The Doctor Crounse House belongs to the people, not to the politicians

To the Editor:

For over two full years, a citizens’ group has been advocating for saving the historic home of Dr. Frederick Crounse for posterity. Altamont has always been a village that values its historic character.

One main obstacle has stood in the way of preservation: the cost of asbestos abatement. The lowest estimate we obtained was for $50,000. That amount was daunting: so much money just to be able to begin raising funds to restore the house!

But in last week’s Enterprise, I read that the town and village have set aside $100,000 to demolish the historic home! This is the site where our first doctor cared for the entire 134th Schoharie militia on its way to the front to save our Union. This is the doctor about whom Arthur Gregg once wrote “There is something grand and inspiring about his life from beginning to end. Who can estimate the influence of his presence in this locality ... ?”

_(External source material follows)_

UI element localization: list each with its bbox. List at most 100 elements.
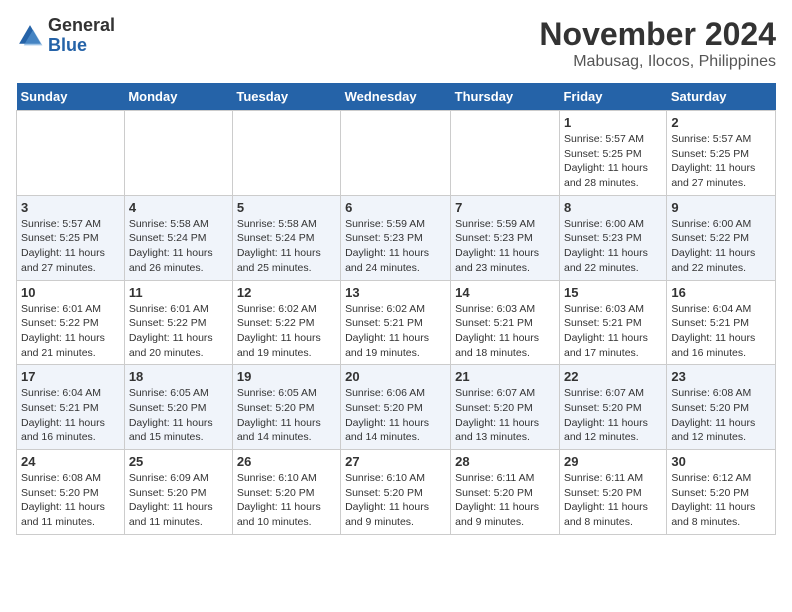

Now the village, after 15 years of doing nothing to protect the building, after 15 years of neglect and allowing the structure to decay and become the eyesore that so many have decried, after all this, they finally decide to spend money on it: to blot it out of our collective memory! And raise village taxes in the process.

To Mayor Kerry Dineen and the Altamont Village Board I say: If you’ve resigned yourselves to spending all that taxpayer money anyway, why not use it to abate the asbestos and work with interested citizens to preserve it instead?

There are rumors that the village has plans for the site. Exactly what are those plans? More development?

The mayor and the village board should openly reveal what they are considering.

The property belongs to the people, not to the politicians. Maybe their plans are praiseworthy, or maybe they’re problematic. Or just maybe their plans can coexist with preservation!

In any event, it is the people who should decide: to agree to demolishing a house built in 1833, long before the railroad came through, and erasing the memory of the doctor who helped create the community that we call home; or to preserve our history for those who will come after us.